Sementara dua orang lainnya hanya diperiksa sebagai saksi berdasarkan pengakuan keduanya, mereka hanya diminta untuk mambantu mengangkat barang berupa tabung oksigen dan barang lainnya tanpa tahu rencana kejahatan yang sebenarnya.

Identitas pelaku adalah LH (35 ), RS ( 49). Sementara HS salah satu orang yang disebut-sebut rekan yang membantu jalannya pembobolan ATM, saat ini masuk sebagai daftar pencarian orang.

Aksi nekat pembobolan mesin ATM ini, berawal saat LK mendengar informasi dari pihak BRI bahwa tugasnya sebagai operator yang membuka langsung mesin ATM selama ini akan di vendorkan ke pihak ketiga sehingga ia mulai merencanakan mencari rekan untuk melakukan pembobolan ATM.

Dijelaskan lebih lanjut LK pada aksi pertamanya, Minggu (30/10/22) di Galeri ATM BRI Kantor Bupati saat itu hanya merekrut HS (DPO).

Tugas HS sendiri mematikan listrik melalui titik buta CCTV, selanjutnya menurunkan perlengkapan yang sudah disiapkan serta menutup kaca menggunakan kertas kopi agar aksinya LK membobol ATM tidak dicurigai.

HS juga sudah diinstruksikan jika ada yang ingin masuk ke galeri ATM bilang sementara dalam perbaikan.

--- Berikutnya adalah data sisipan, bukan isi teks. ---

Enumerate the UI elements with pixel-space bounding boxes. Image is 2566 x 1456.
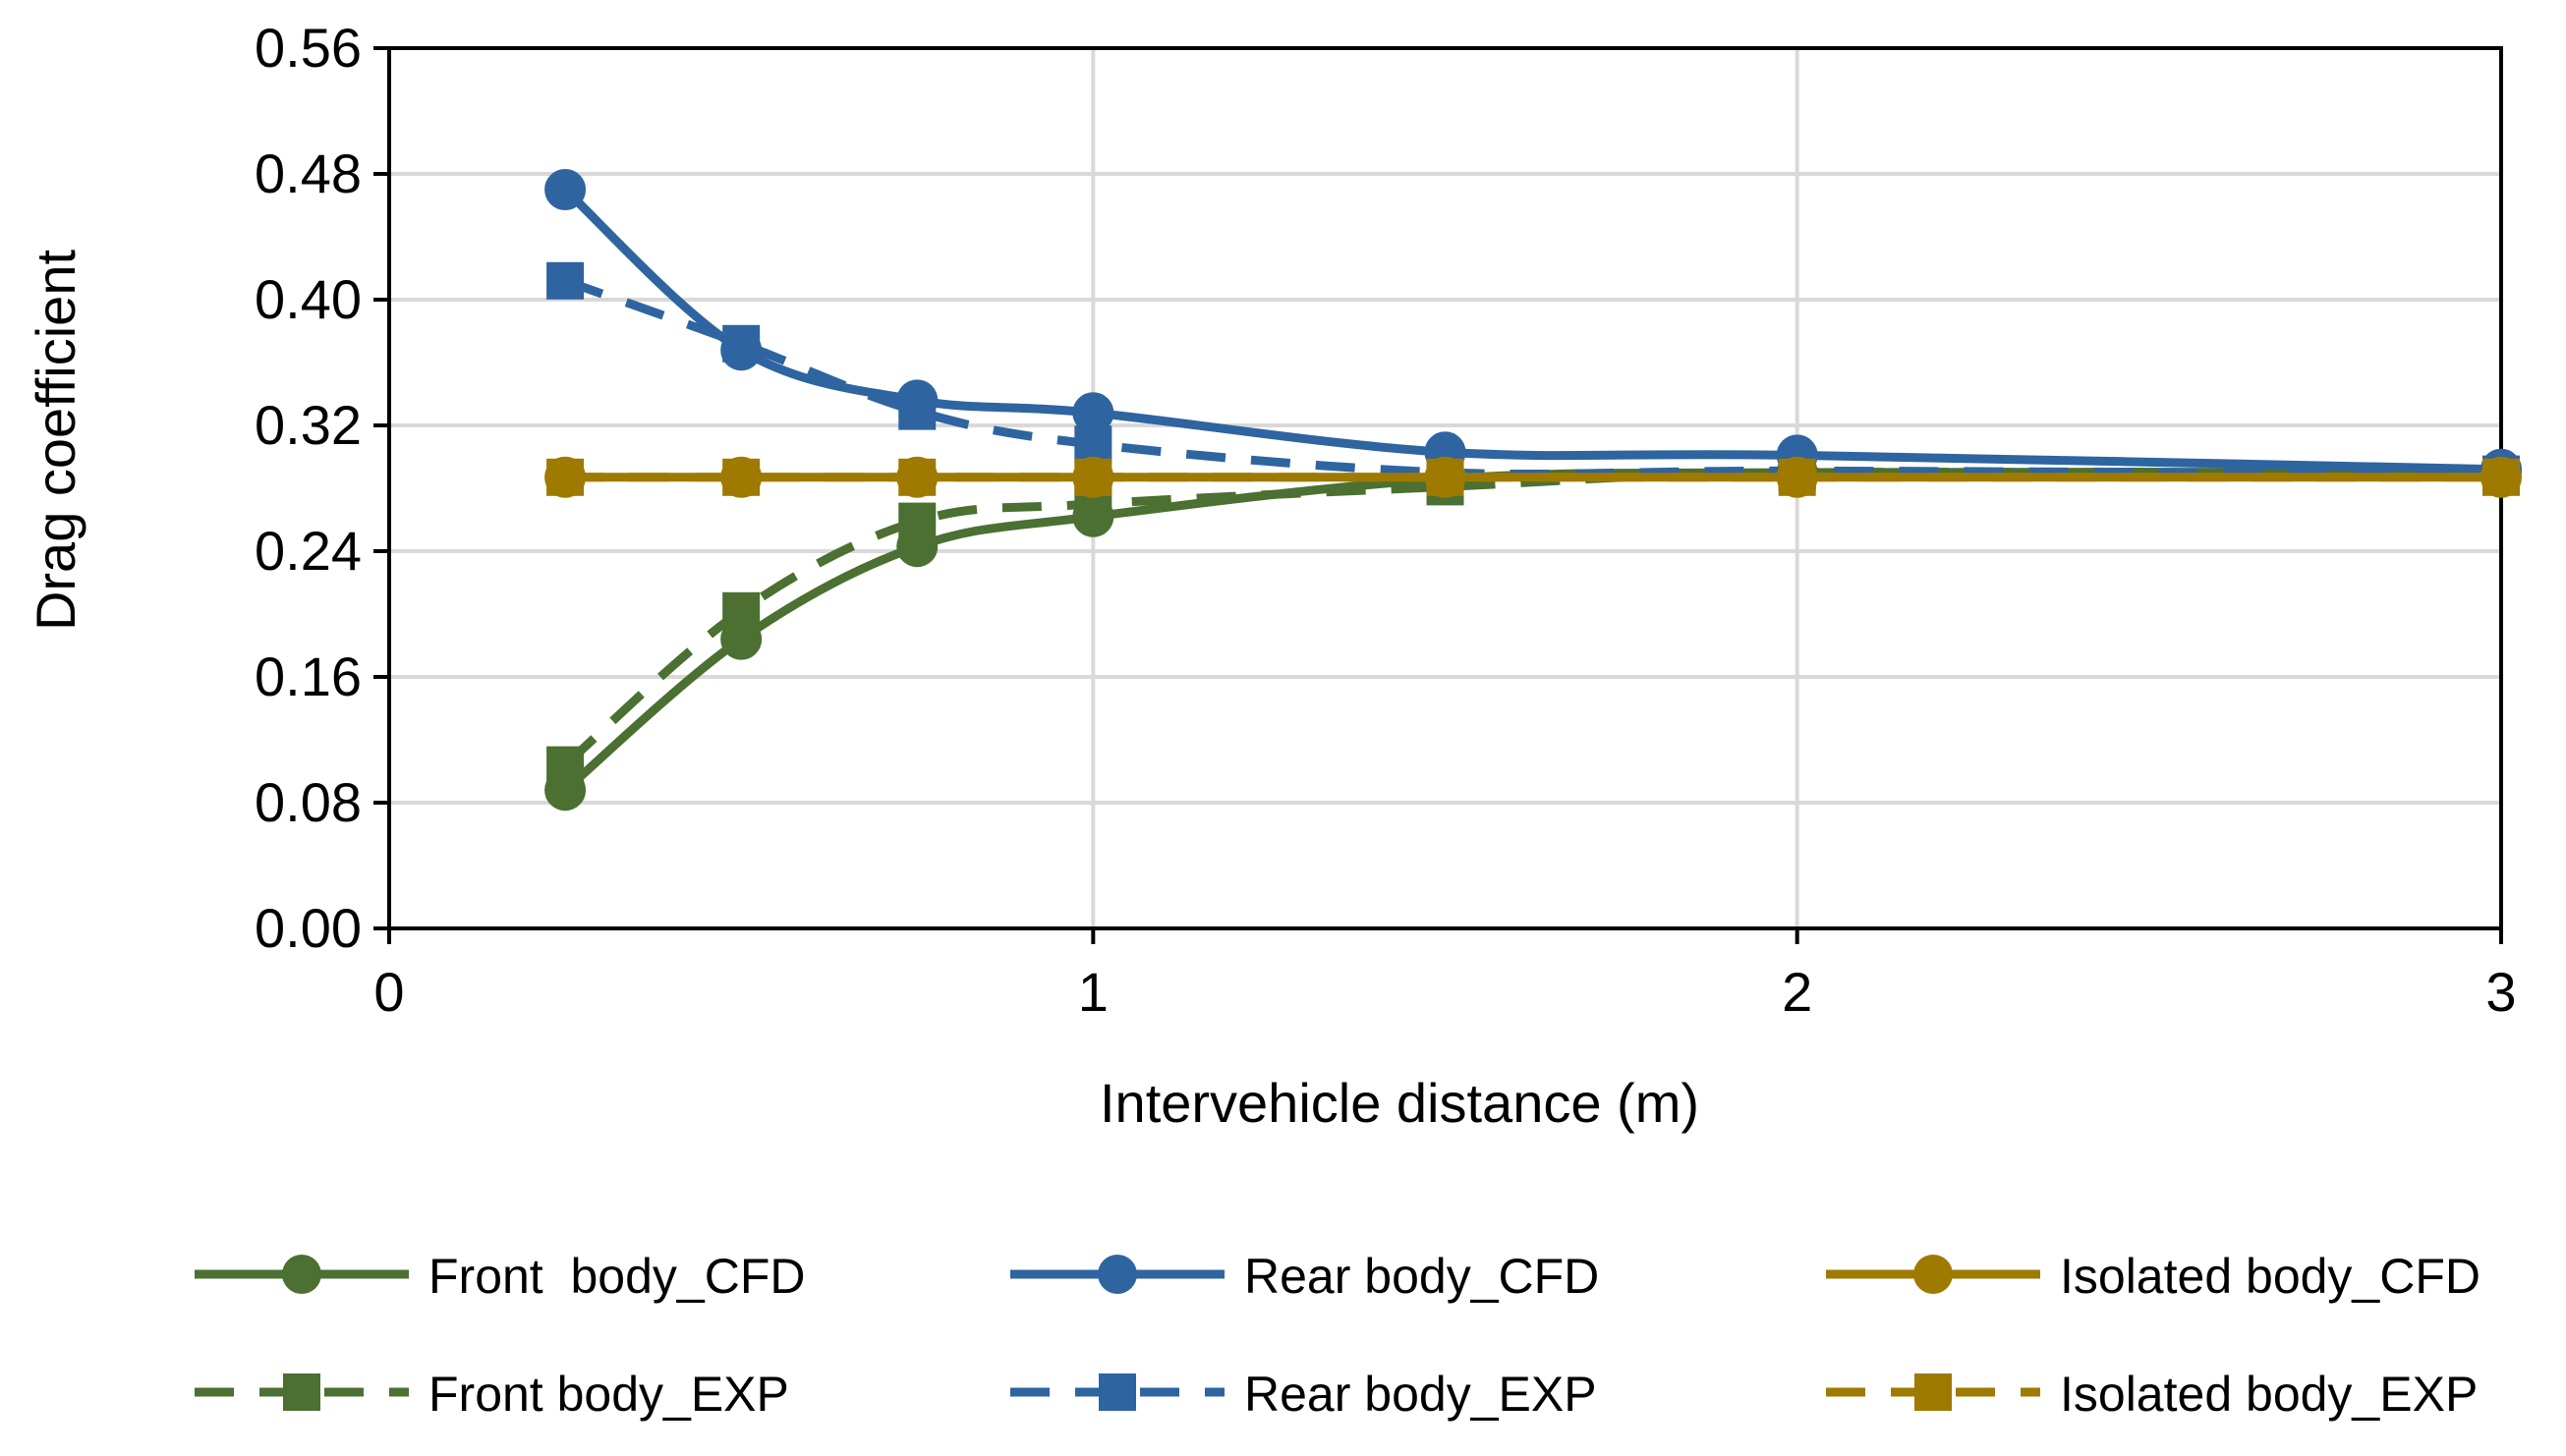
data-point xyxy=(546,458,585,496)
series-rear-body-cfd xyxy=(544,169,2522,490)
legend-item-rear-body-cfd: Rear body_CFD xyxy=(1010,1249,1599,1304)
legend-swatch-marker xyxy=(1914,1373,1952,1411)
x-tick-label: 3 xyxy=(2485,961,2516,1023)
axes: 0.00 0.08 0.16 0.24 0.32 0.40 0.48 0.56 0 1 2 3 xyxy=(255,17,2517,1023)
y-axis-title: Drag coefficient xyxy=(25,250,86,632)
legend-label: Rear body_CFD xyxy=(1244,1249,1599,1304)
y-tick-label: 0.00 xyxy=(255,897,362,959)
x-axis-title: Intervehicle distance (m) xyxy=(1100,1072,1699,1134)
data-point xyxy=(898,392,937,430)
legend-label: Front body_CFD xyxy=(428,1249,805,1304)
legend-swatch-marker xyxy=(283,1373,320,1411)
x-tick-label: 2 xyxy=(1782,961,1812,1023)
series-line xyxy=(562,468,2502,768)
series-layer xyxy=(544,169,2522,812)
gridlines xyxy=(389,48,2501,928)
legend-label: Isolated body_CFD xyxy=(2060,1249,2480,1304)
y-tick-label: 0.48 xyxy=(255,142,362,204)
legend-item-isolated-body-exp: Isolated body_EXP xyxy=(1826,1367,2478,1422)
y-tick-label: 0.40 xyxy=(255,268,362,330)
legend-label: Isolated body_EXP xyxy=(2060,1367,2478,1422)
legend-swatch-marker xyxy=(282,1255,321,1294)
y-tick-label: 0.56 xyxy=(255,17,362,79)
legend-item-front-body-cfd: Front body_CFD xyxy=(195,1249,805,1304)
data-point xyxy=(1426,458,1464,496)
legend-label: Front body_EXP xyxy=(428,1367,789,1422)
legend-item-isolated-body-cfd: Isolated body_CFD xyxy=(1826,1249,2480,1304)
series-line xyxy=(563,276,2502,479)
data-point xyxy=(546,261,585,300)
data-point xyxy=(544,169,587,210)
data-point xyxy=(898,458,937,496)
y-tick-label: 0.08 xyxy=(255,771,362,833)
data-point xyxy=(722,458,761,496)
x-tick-label: 1 xyxy=(1078,961,1109,1023)
legend-item-front-body-exp: Front body_EXP xyxy=(195,1367,789,1422)
data-point xyxy=(546,746,585,784)
series-line xyxy=(562,468,2502,794)
x-tick-label: 0 xyxy=(373,961,404,1023)
series-isolated-body-exp xyxy=(546,458,2520,496)
y-tick-label: 0.16 xyxy=(255,645,362,707)
legend-swatch-marker xyxy=(1098,1255,1137,1294)
data-point xyxy=(722,591,761,630)
series-front-body-cfd xyxy=(544,452,2522,812)
legend: Front body_CFD Rear body_CFD Isolated body… xyxy=(195,1249,2480,1422)
data-point xyxy=(898,502,937,540)
legend-item-rear-body-exp: Rear body_EXP xyxy=(1010,1367,1597,1422)
legend-swatch-marker xyxy=(1099,1373,1136,1411)
data-point xyxy=(1778,458,1816,496)
data-point xyxy=(1074,458,1112,496)
y-tick-label: 0.32 xyxy=(255,394,362,456)
series-front-body-exp xyxy=(546,454,2520,784)
data-point xyxy=(722,324,761,363)
legend-label: Rear body_EXP xyxy=(1244,1367,1597,1422)
series-line xyxy=(562,186,2502,475)
y-tick-label: 0.24 xyxy=(255,520,362,582)
legend-swatch-marker xyxy=(1913,1255,1953,1294)
data-point xyxy=(2482,458,2520,496)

Karena aksi perdananya ini membutuhkan proses lama dimana harus dilakukan pengelasan dulu untuk membuka pintu brangkas, LK berpikir langsung saja mencopot pintu brangkas bersama HS.

Merasa aksinya sukses setelah merapikan kembali TKP dan menyalakan kembali meteran listrik, keduanya berencana menuju Geleri ATM BRI di Unsulbar hanya saja aksinya harus dibatalkan karena suasana di ATM Unsulbar ramai di kungjungi Mahasiswa.

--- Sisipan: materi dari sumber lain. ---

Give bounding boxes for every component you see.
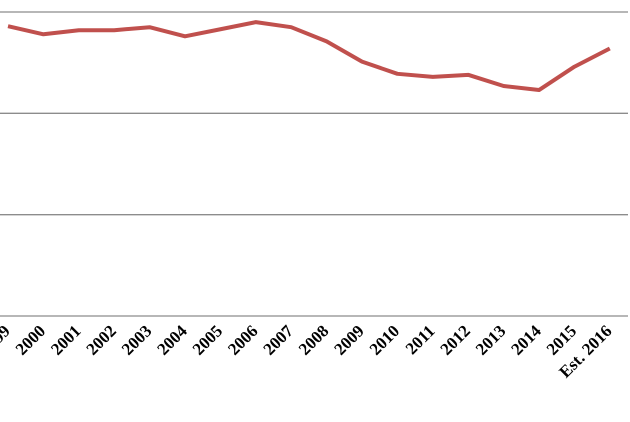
x-tick-label: 1999 bbox=[0, 321, 14, 358]
x-tick-label: 2008 bbox=[295, 321, 332, 358]
x-tick-label: 2000 bbox=[12, 321, 49, 358]
x-tick-label: 2003 bbox=[118, 321, 155, 358]
x-tick-label: 2002 bbox=[83, 321, 120, 358]
x-tick-label: 2004 bbox=[153, 321, 191, 359]
x-tick-label: 2011 bbox=[402, 321, 439, 358]
x-tick-label: 2009 bbox=[330, 321, 367, 358]
x-tick-label: 2010 bbox=[366, 321, 403, 358]
x-tick-label: 2006 bbox=[224, 321, 261, 358]
x-tick-label: 2007 bbox=[260, 321, 298, 359]
data-line bbox=[7, 20, 611, 93]
x-tick-label: 2013 bbox=[472, 321, 509, 358]
x-tick-label: 2012 bbox=[437, 321, 474, 358]
x-tick-label: 2014 bbox=[507, 321, 545, 359]
x-tick-label: 2001 bbox=[47, 321, 84, 358]
x-tick-label: 2005 bbox=[189, 321, 226, 358]
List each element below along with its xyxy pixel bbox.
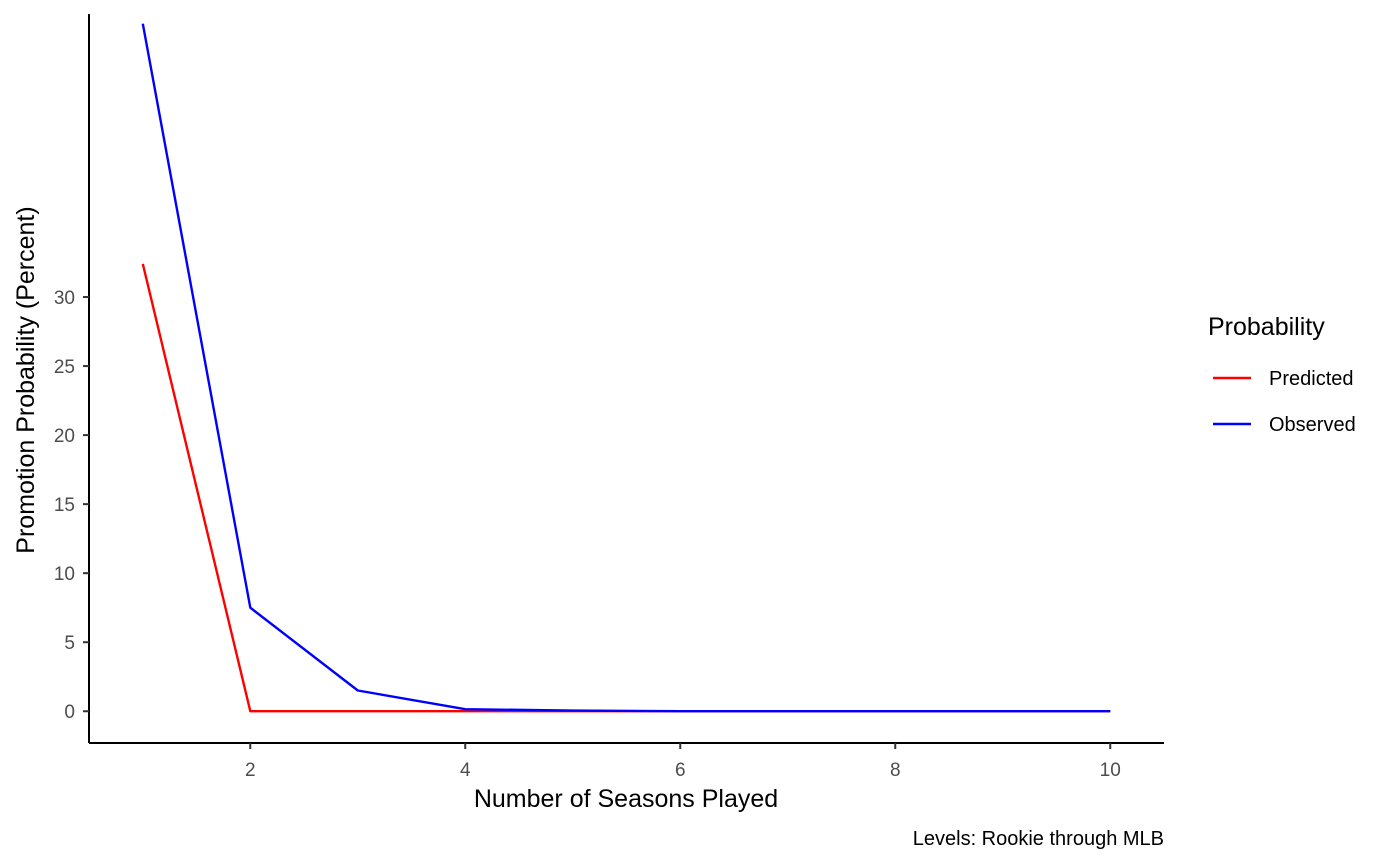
x-tick-label: 6 <box>675 760 686 781</box>
y-tick-label: 20 <box>54 426 75 447</box>
legend-items: Predicted Observed <box>1213 368 1356 436</box>
legend-title: Probability <box>1208 313 1325 341</box>
plot-lines <box>141 23 1111 713</box>
y-tick-label: 10 <box>54 564 75 585</box>
y-axis-title: Promotion Probability (Percent) <box>12 206 40 553</box>
x-tick-label: 10 <box>1100 760 1121 781</box>
x-axis-ticks: 2 4 6 8 10 <box>245 743 1121 781</box>
y-axis-ticks: 0 5 10 15 20 25 30 <box>54 288 89 723</box>
x-tick-label: 8 <box>890 760 901 781</box>
y-tick-label: 5 <box>64 633 75 654</box>
y-tick-label: 30 <box>54 288 75 309</box>
series-line-observed <box>141 23 1111 713</box>
legend: Probability Predicted Observed <box>1208 313 1356 436</box>
y-tick-label: 25 <box>54 357 75 378</box>
series-line-predicted <box>141 263 1111 713</box>
legend-label-observed: Observed <box>1269 414 1356 436</box>
x-tick-label: 2 <box>245 760 256 781</box>
x-axis-title: Number of Seasons Played <box>474 785 778 813</box>
chart-caption: Levels: Rookie through MLB <box>913 828 1164 850</box>
x-tick-label: 4 <box>460 760 471 781</box>
y-tick-label: 0 <box>64 702 75 723</box>
legend-label-predicted: Predicted <box>1269 368 1354 390</box>
y-tick-label: 15 <box>54 495 75 516</box>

Keduanyapun memutuskan untuk makan dan kembali kerumah masing-masing, LK memberi HS uang sekitar Rp. 25.000.000 dari jumlah uangnya sebelumnya ia dapatkan bersama sebanyak Rp. 50.000.000.

Saat ingin melanjutkan aksinya, LK kembali menghubungi HS sekitar pukul 21.00 Wita namun handpone HS sudah tidak aktif lagi sehingga LK memutuskan mencari rekan baru untuk melancarkan aksinya.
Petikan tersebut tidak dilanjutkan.